Firecracker Daiki Inaba
The most exciting spark of the tournament was Daiki Inaba’s thunderous, babyface showing. Truly, it a star-making performance.
He showed the most fire, the most intensity, the most passion, and the most skill of his career so far. First, in a surprise roll-up victory over the veteran, Naomichi Marufuji, who he has fought in a spirited rivalry over recent months. Inaba has strived to prove himself against the Genius of the Ark, who will now have the chance to usurp the legend in singles competition, on March 24.
Inaba getting a surprising, somewhat banana-skin, victory over Marufuji – rolling him up in response to a series of offence – is the perfect way to build towards Inaba eventually getting a singles victory over him. This would be the biggest win of Inaba’s career.
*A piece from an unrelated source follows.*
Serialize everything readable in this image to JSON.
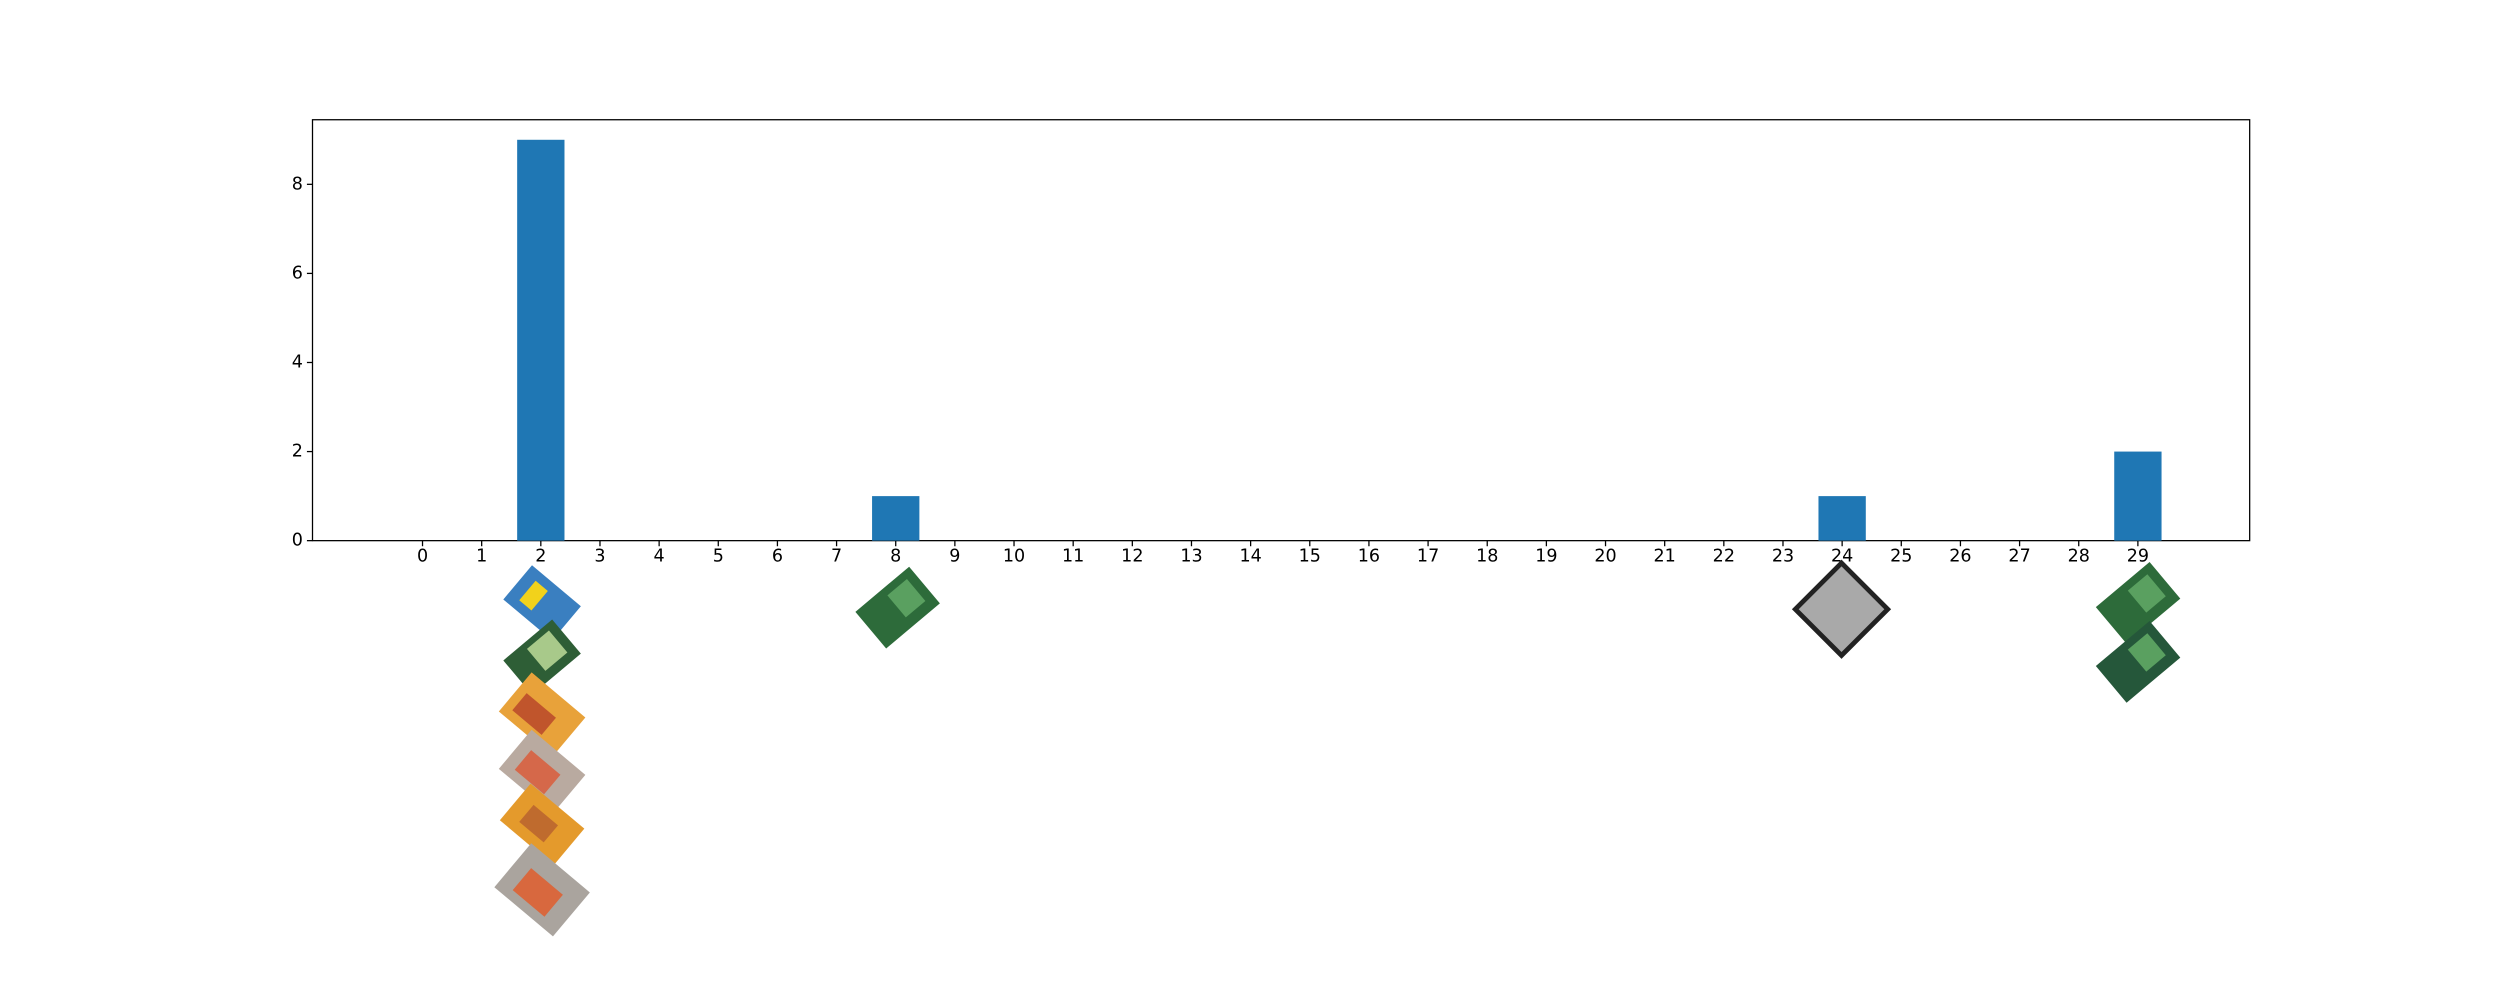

Overshadowing Kaito Kiyomiya is no easy feat, but Inaba managed it with a spirited, underdog performance. You couldn’t help but get behind him. In the final he showed much the same passion, ending in a tense submission defeat to the Killing Machine. Sympathy for the babyface, anyone? Very simple booking, executed superbly by a wrestler on the rise in Pro Wrestling NOAH.
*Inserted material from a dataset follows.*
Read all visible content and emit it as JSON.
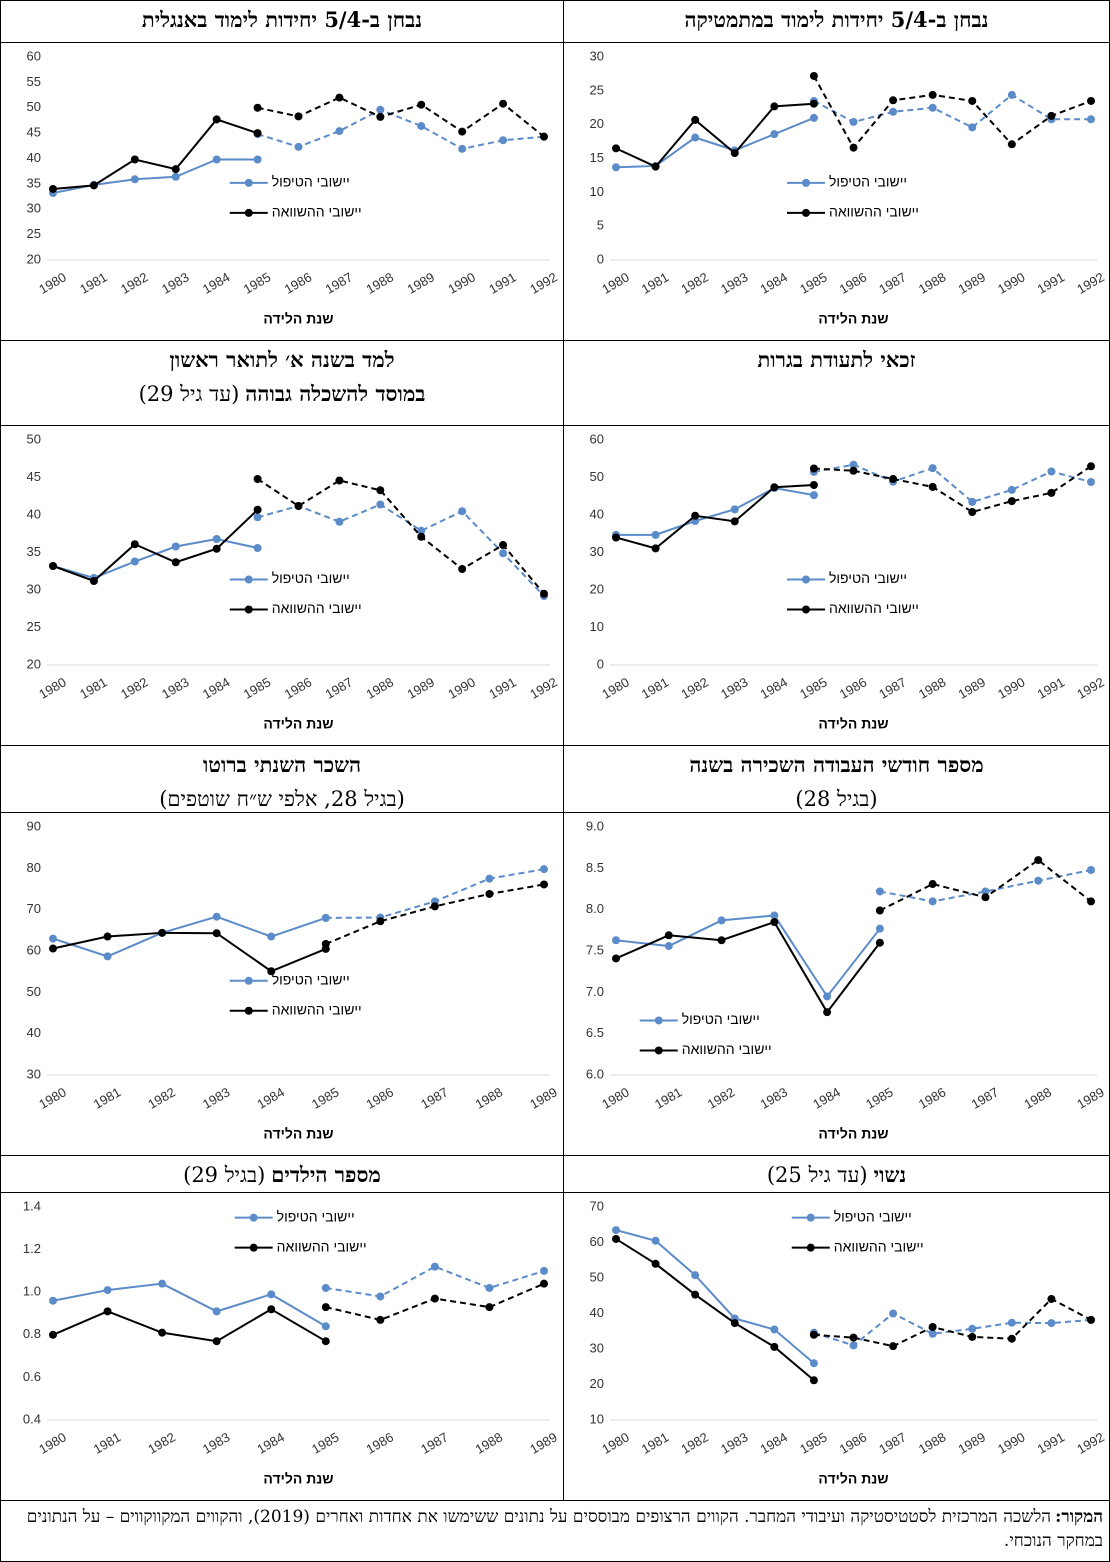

The other interesting story arc coming out of the tournament is that of KONGO’s internal troubles. When Masakatsu Funaki joined the faction, following victory over Kenoh for the GHC National Championship, seeds were planted of possible factional dissent.
A suspicious, unwilling look on Katsuhiko Nakajima’s face painted the picture that KONGO harmony might not withstand the wrestling legend, Funaki donning the red uniform and joining their ranks.
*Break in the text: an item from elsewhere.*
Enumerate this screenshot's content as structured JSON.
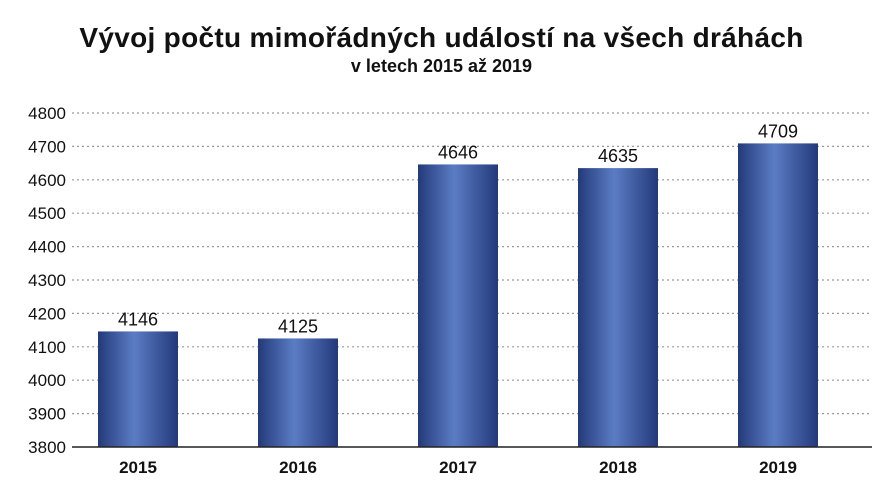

After Funaki lost the fall in their semi-final match, doing so to Hideki Suzuki, Kenoh abandoned the faction’s newest member – leaving him in the ring as he went backstage. Kenoh looked upset, unhappy, and almost angry at Funaki.
Slowly, the storyline is developing of Funaki (a very unconventional fit in KONGO) causing faultlines to explode. He was never going to fit in the faction of younger, loveable, devious, big personalities, but the slow burn of this storyline is very engaging.
When will the faction’s troubles come to a head? The fact that we don’t know makes it ever more exciting. The GHC Heavyweight Tag Team tournament was a great step on the road to Funaki and KONGO being at odds.
Where to, sir?
NOAH’s heavyweight tag division seems as if it’s in the birth pangs of a revival – soon to become a phoenix rising from the ashes. The division is in the perfect place to rise to more prevalence within the promotion, with Suzuki and Sugiura as the monstrous, impressionable champions.
Suzuki’s return was impressive, but he’s set to impress even more, when he faces Funaki in singles competition for the GHC National Championship (on March 24th). Suzuki would fit the identity of the title to a T – although it makes sense to leave him solely focused on the tag title ranks.
The Sugiura-gun duo have the potential to be the champions to drive the GHC Tag Team Champions out of the wallowing of mediocrity, and into the highlighting spots of stunning main events and legitimate defences.
A great tournament is the perfect Kickstarter of a division’s rival. We could very well get just that spearheaded by the Sugiura-gun team.